"Will the patient contract for safety?" a clinician or insurance representative at the other end of the line wants to know. "I don't know," I answer. Often I will add, "And I don't care." I then explain why I believe that an emergency room (ER) "contract for safety" is clinically unsound and can, for some patients, lead to disaster.
Interpreting a 'Cry for Help'
"I want out," a despondent "Julia" told her primary care physician in his office. Along with hypertension, fluid retention, glaucoma and asthma, this 36-year-old woman had been treated for depression during the last year. Concerned about her safety after hearing this apparent cry from the depths, the doctor drove her to the ER. "I want out," Julia told the triage nurse during the initial medical evaluation.
When I entered her room, Julia was lying quietly on a gurney. Her mother and father sat in chairs, looking grave. I needed to talk to Julia alone and suggested to the parents that they go to the waiting room.
Julia was not married, did not have children and lived with her parents. She worked as a nurse-technician at a nearby hospital. Julia had been feeling well until a year before, when her 89-year-old grandfather died. After his death, Julia was overwhelmed with grief and became depressed. Her primary care physician started her on fluoxetine (Prozac), which was titrated to 40 mg. The drug worked at first by calming her down. Julia's doctor told her that she had a "disease." She did not see a psychotherapist.
One month before coming to the ER, Julia's 89-year-old grandmother died. With this second death of a close family member in less than a year, Julia's depression became more severe. She began to lose sense of who she was. Her antidepressant was increased to 60 mg without apparent effect. In some way Julia could not specify, she began to feel "unsafe."

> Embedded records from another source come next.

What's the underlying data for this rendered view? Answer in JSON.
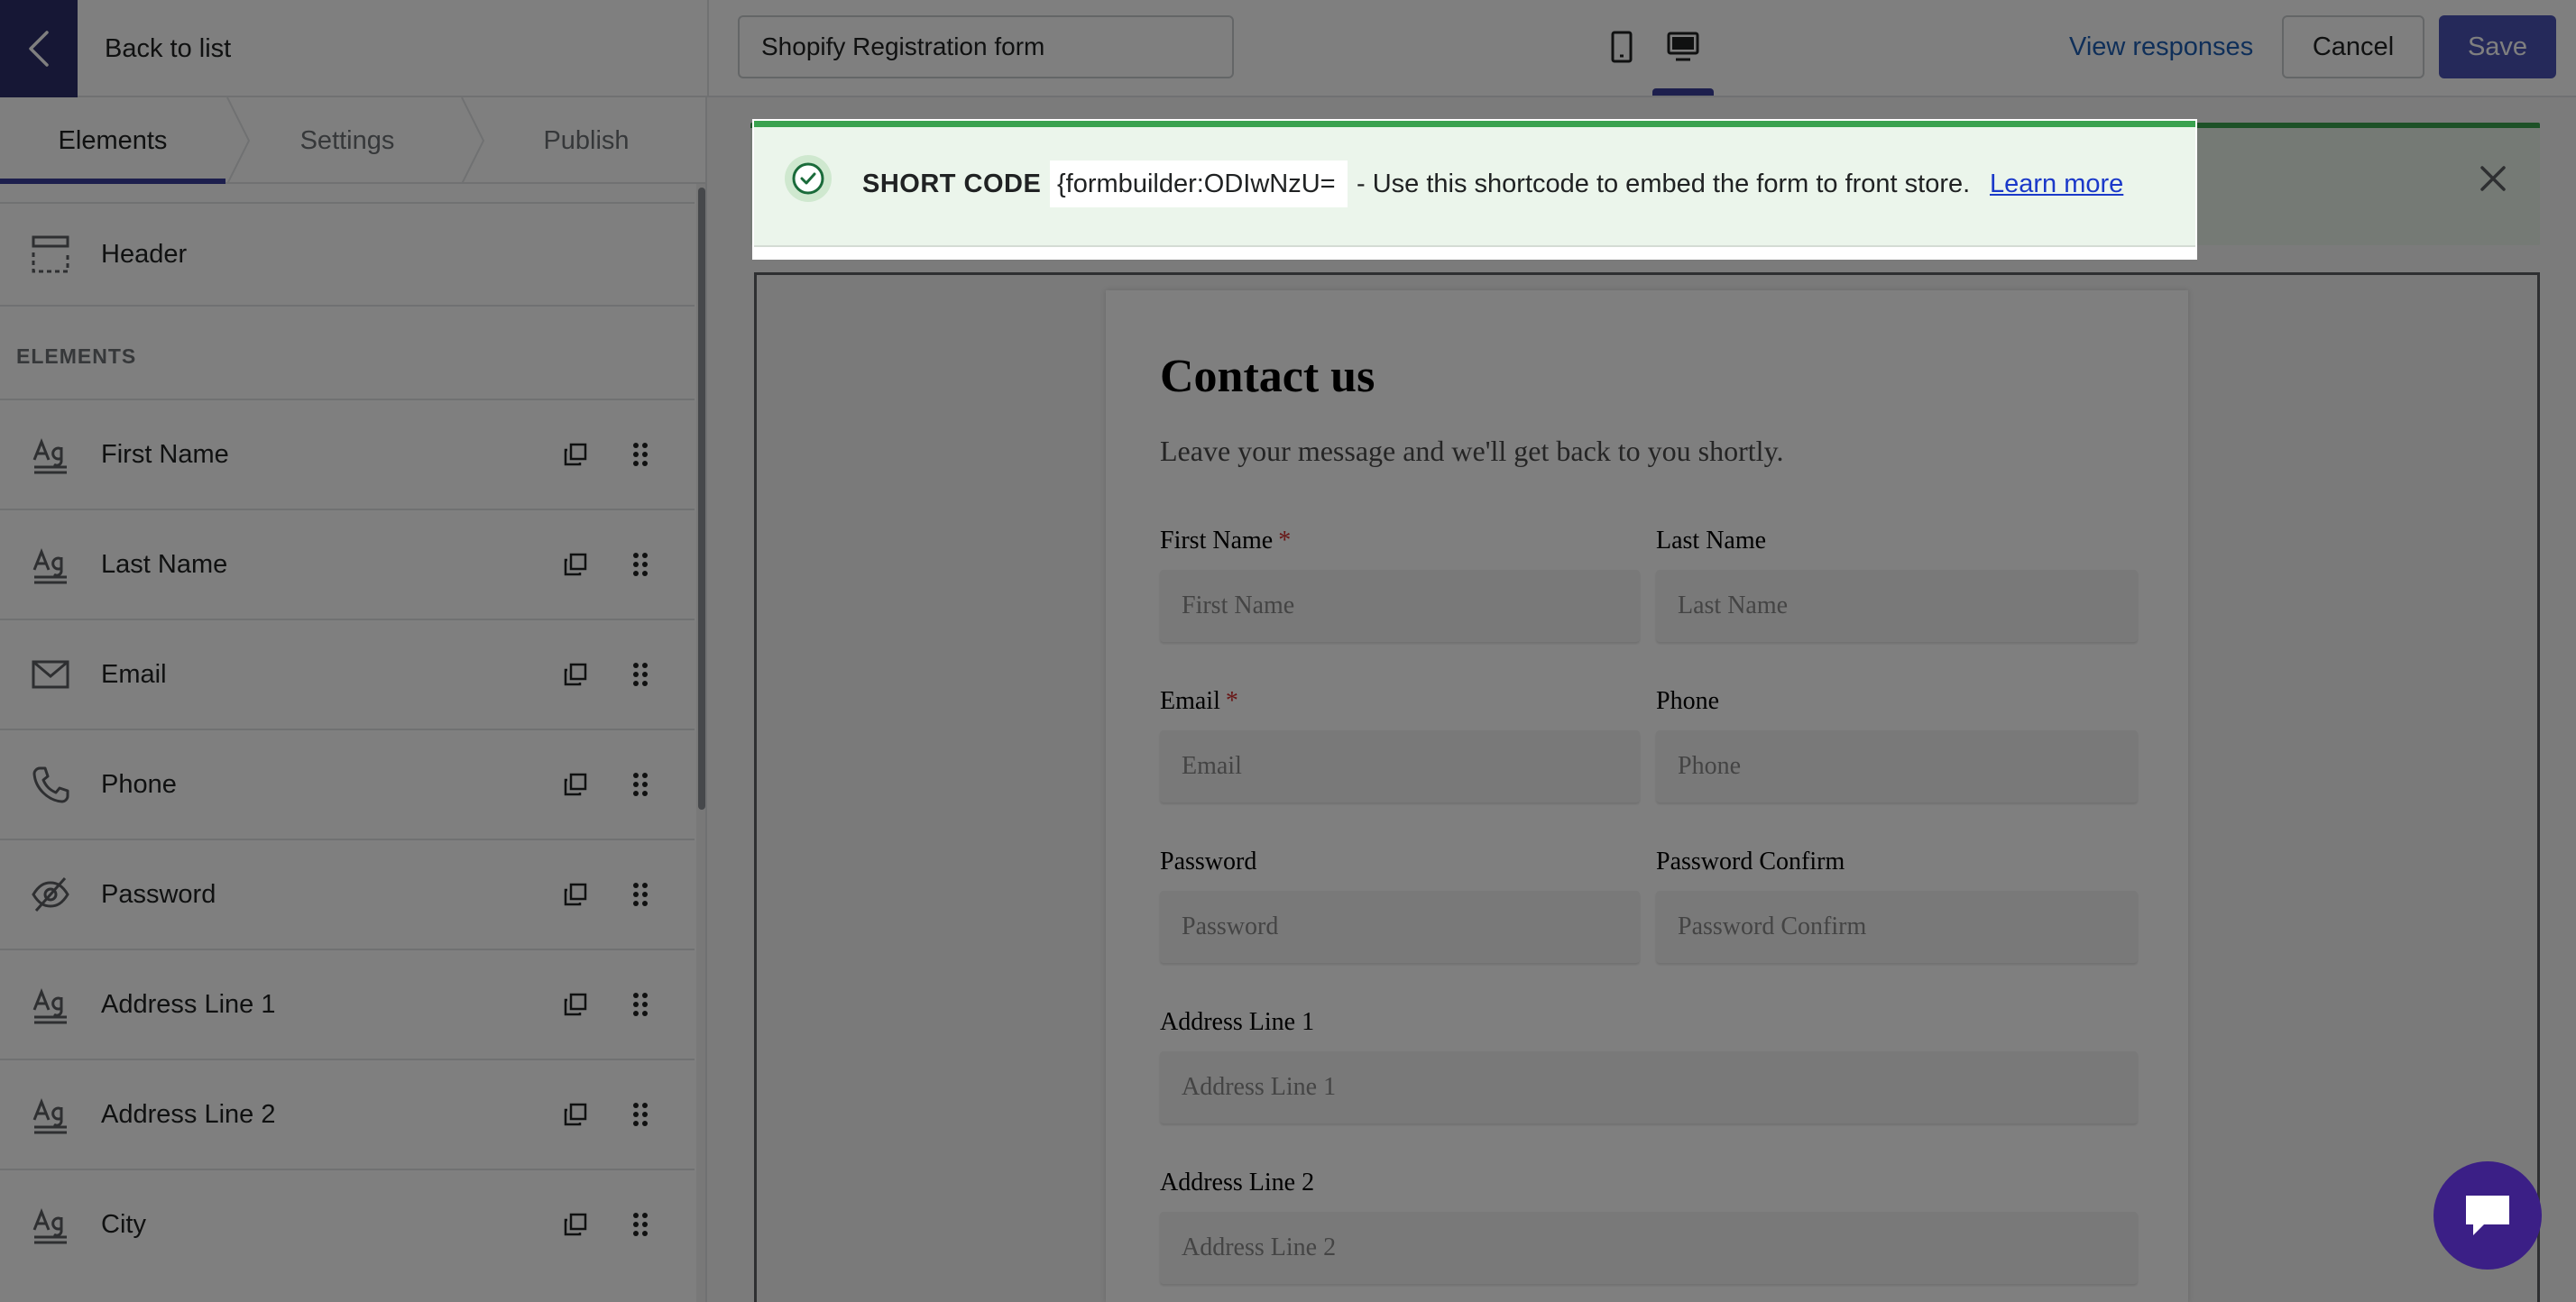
{
  "topbar": {
    "back_label": "Back to list",
    "form_title": "Shopify Registration form",
    "view_responses": "View responses",
    "cancel": "Cancel",
    "save": "Save"
  },
  "sidebar": {
    "tabs": [
      "Elements",
      "Settings",
      "Publish"
    ],
    "header_item": "Header",
    "section_title": "ELEMENTS",
    "items": [
      {
        "label": "First Name",
        "icon": "text-icon"
      },
      {
        "label": "Last Name",
        "icon": "text-icon"
      },
      {
        "label": "Email",
        "icon": "mail-icon"
      },
      {
        "label": "Phone",
        "icon": "phone-icon"
      },
      {
        "label": "Password",
        "icon": "eye-off-icon"
      },
      {
        "label": "Address Line 1",
        "icon": "text-icon"
      },
      {
        "label": "Address Line 2",
        "icon": "text-icon"
      },
      {
        "label": "City",
        "icon": "text-icon"
      }
    ]
  },
  "banner": {
    "label": "SHORT CODE :",
    "code": "{formbuilder:ODIwNzU=",
    "description": "- Use this shortcode to embed the form to front store.",
    "link": "Learn more"
  },
  "form": {
    "heading": "Contact us",
    "description": "Leave your message and we'll get back to you shortly.",
    "fields": {
      "first_name": {
        "label": "First Name",
        "placeholder": "First Name",
        "required": "*"
      },
      "last_name": {
        "label": "Last Name",
        "placeholder": "Last Name"
      },
      "email": {
        "label": "Email",
        "placeholder": "Email",
        "required": "*"
      },
      "phone": {
        "label": "Phone",
        "placeholder": "Phone"
      },
      "password": {
        "label": "Password",
        "placeholder": "Password"
      },
      "password_confirm": {
        "label": "Password Confirm",
        "placeholder": "Password Confirm"
      },
      "address1": {
        "label": "Address Line 1",
        "placeholder": "Address Line 1"
      },
      "address2": {
        "label": "Address Line 2",
        "placeholder": "Address Line 2"
      }
    }
  },
  "colors": {
    "accent": "#3a3f9a",
    "success": "#3aa24f",
    "link": "#1b39c9",
    "chat": "#3b1f86"
  }
}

Julia continued working but found it hard to concentrate. She felt under constant stress, had interrupted sleep and was tired during the day. She "ate everything in sight," gained weight, had little interest in doing many of the things she normally did and associated only with family members and co-workers.
Fifteen years earlier, Julia had been depressed and saw a psychotherapist for six months. She could not recall what was going on in her life at that time that might have predisposed her to depression. Julia did not drink alcohol or use illicit drugs. She was taking medication for asthma and hypertension; both were well controlled.